Nunca nadie hace nada


El otro día alguien escribió para pedir si yo podía explicar eso de que nadie hace nunca nada, en apuntes recientes está explicado aunque no me importa hacerlo de nuevo, la verdad es que la explicación es bastante sencilla. 

Nadie hace nunca nada porque el cuerpo y el cerebro mecánico nunca se salen de su programación genética, de su condicionamiento, tampoco de su moldeado cultural y social, el cuerpo y la mente cumplen siempre un patrón que está ya fijado o prefijado; por ejemplo ante una experiencia que nos toque vivir, el cuerpo y la mente reaccionarán siempre en relación a esa programación y a ese moldeado, es decir que no hay una ‘entidad individual’ que decida nada, no hay ninguna autonomía para tomar nunca ninguna decisión. Podemos pensar que sí elegimos, pero no decidimos, tenemos la sensación de que elegimos, pero ni incluso eso es así, y no es así porque no hay nadie que pueda elegir y mucho menos decidir ya que esa entidad que elije o decide no lo puede hacer de forma autónoma pues siempre está insertada en un todo, lo que sucede está sucediendo en la totalidad, no hay partes autónomas eligiendo o decidiendo nada.
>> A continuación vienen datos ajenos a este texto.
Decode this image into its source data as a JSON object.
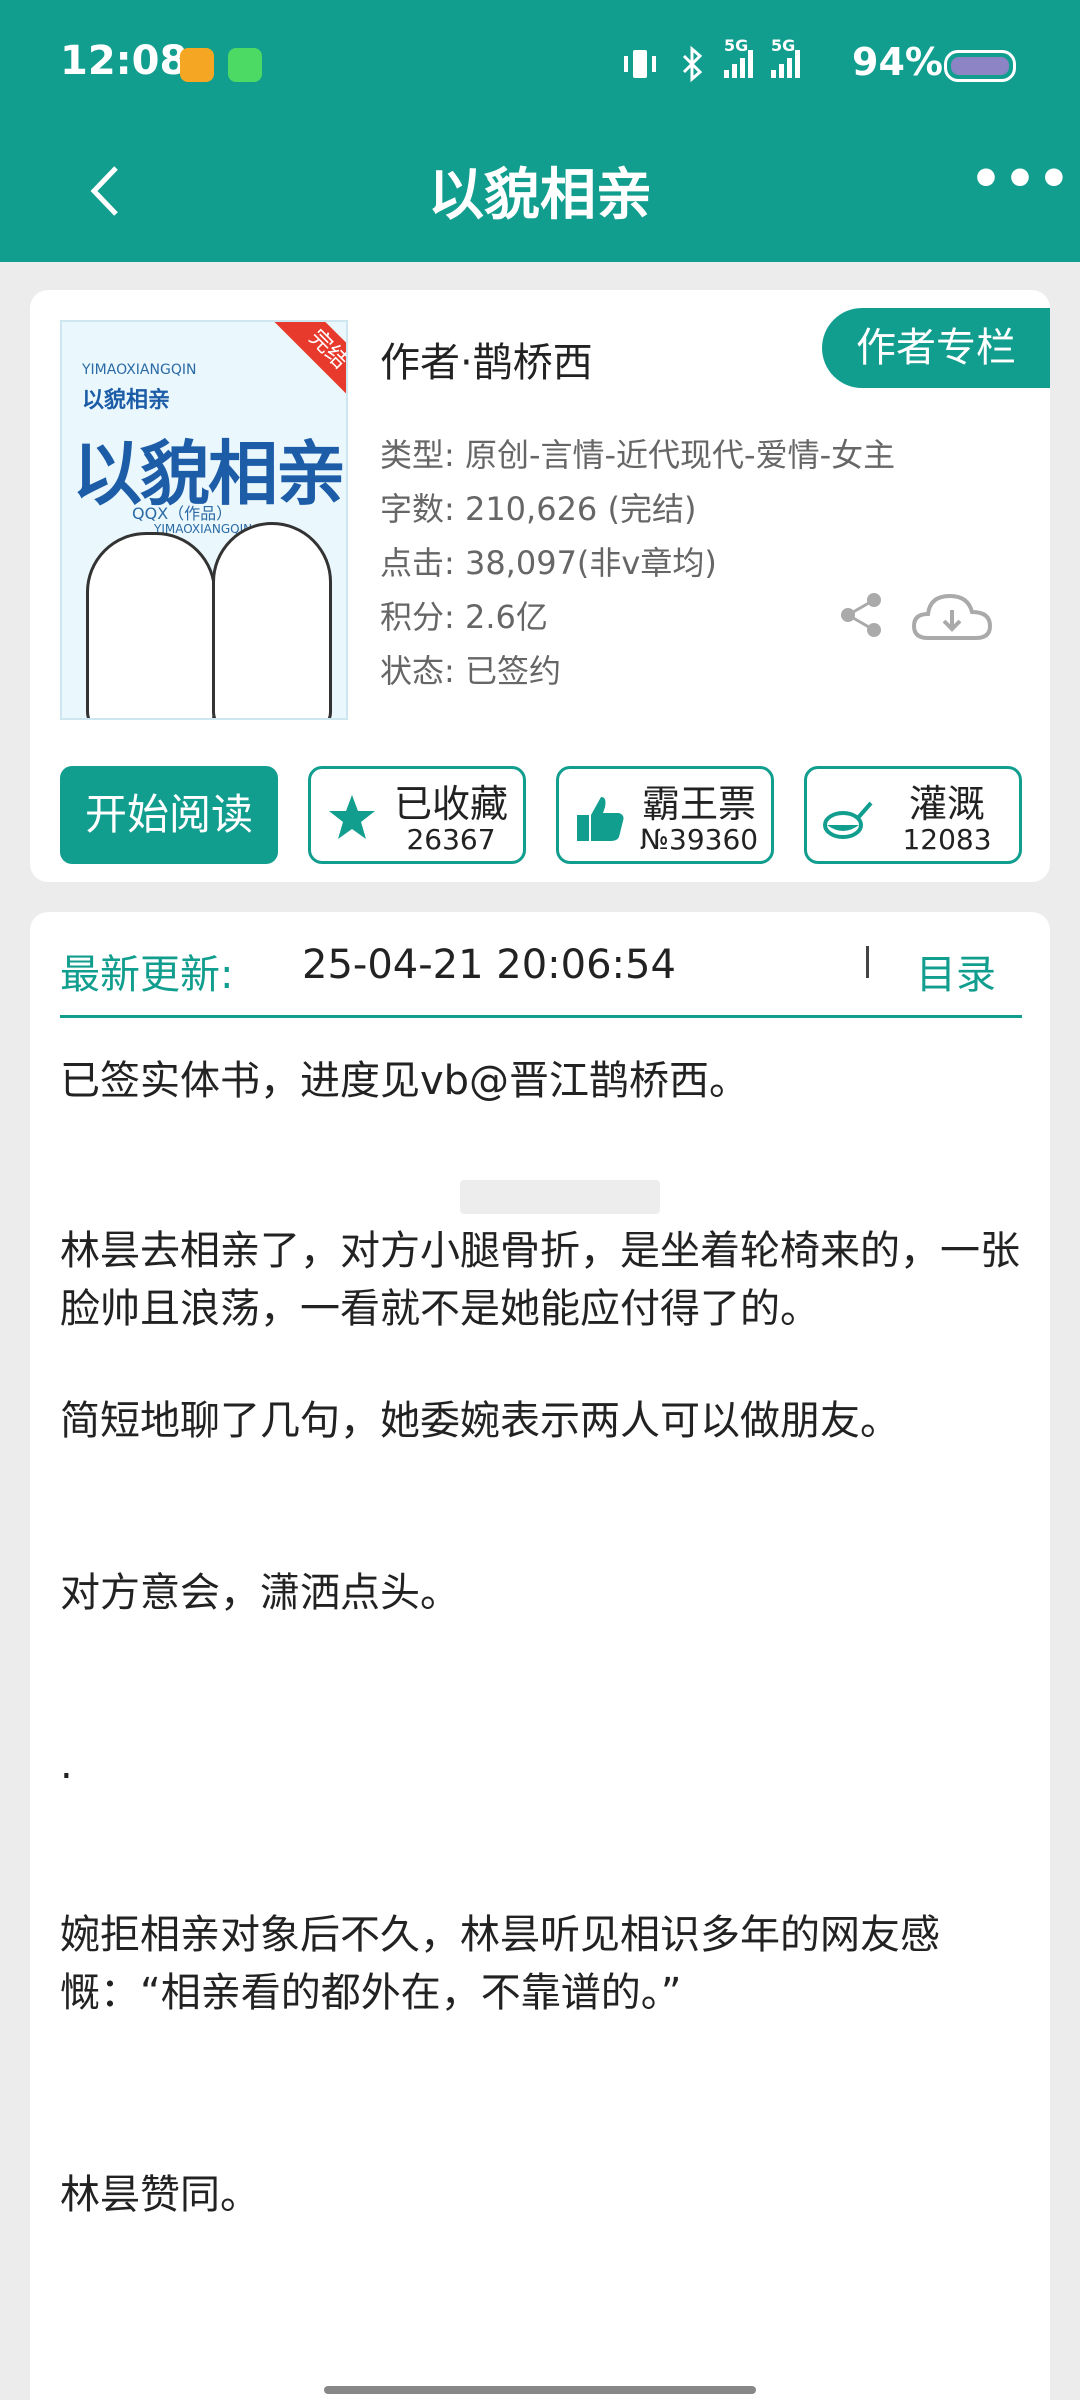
{
  "status": {
    "time": "12:08",
    "battery": "94%",
    "network_1": "5G",
    "network_2": "5G"
  },
  "header": {
    "title": "以貌相亲",
    "back_icon": "chevron-left-icon",
    "more_label": "•••"
  },
  "book": {
    "cover_badge": "完结",
    "cover_pinyin_top": "YIMAOXIANGQIN",
    "cover_title_small": "以貌相亲",
    "cover_title_big": "以貌相亲",
    "cover_author": "QQX（作品）",
    "cover_pinyin_bottom": "YIMAOXIANGQIN",
    "author": "作者·鹊桥西",
    "author_button": "作者专栏",
    "type": "类型: 原创-言情-近代现代-爱情-女主",
    "words": "字数: 210,626 (完结)",
    "clicks": "点击: 38,097(非v章均)",
    "points": "积分: 2.6亿",
    "status": "状态: 已签约",
    "accent_color": "#129e8e"
  },
  "actions": {
    "read": "开始阅读",
    "favorite": {
      "label": "已收藏",
      "count": "26367",
      "icon": "star-icon"
    },
    "ticket": {
      "label": "霸王票",
      "count": "№39360",
      "icon": "thumbs-up-icon"
    },
    "water": {
      "label": "灌溉",
      "count": "12083",
      "icon": "watering-icon"
    }
  },
  "content": {
    "update_label": "最新更新:",
    "update_time": "25-04-21 20:06:54",
    "toc": "目录",
    "paragraphs": [
      "已签实体书，进度见vb@晋江鹊桥西。",
      "林昙去相亲了，对方小腿骨折，是坐着轮椅来的，一张脸帅且浪荡，一看就不是她能应付得了的。",
      "简短地聊了几句，她委婉表示两人可以做朋友。",
      "对方意会，潇洒点头。",
      ".",
      "婉拒相亲对象后不久，林昙听见相识多年的网友感慨：“相亲看的都外在，不靠谱的。”",
      "林昙赞同。"
    ]
  }
}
Algunos podrán pensar entonces que el panorama es desolador. Todo lo contrario. Viendo en esencia cómo es el funcionamiento interno de la vida, lo que hemos de hacer es relajarnos y ver que lo mejor que podemos hacer es eliminar todo propósito intencionado pues lo mismo que sabemos ya que nadie hace nada, todo sucede por sí mismo; y si a alguien no le convence eso de que todo sucede por sí mismo, se puede decir mejor de esta manera: todo sucede en el Sí Mismo; todo lo que es, es el Sí Mismo.

La libertad no es poder elegir, la verdadera libertad es vivir sin que intervenga la voluntad.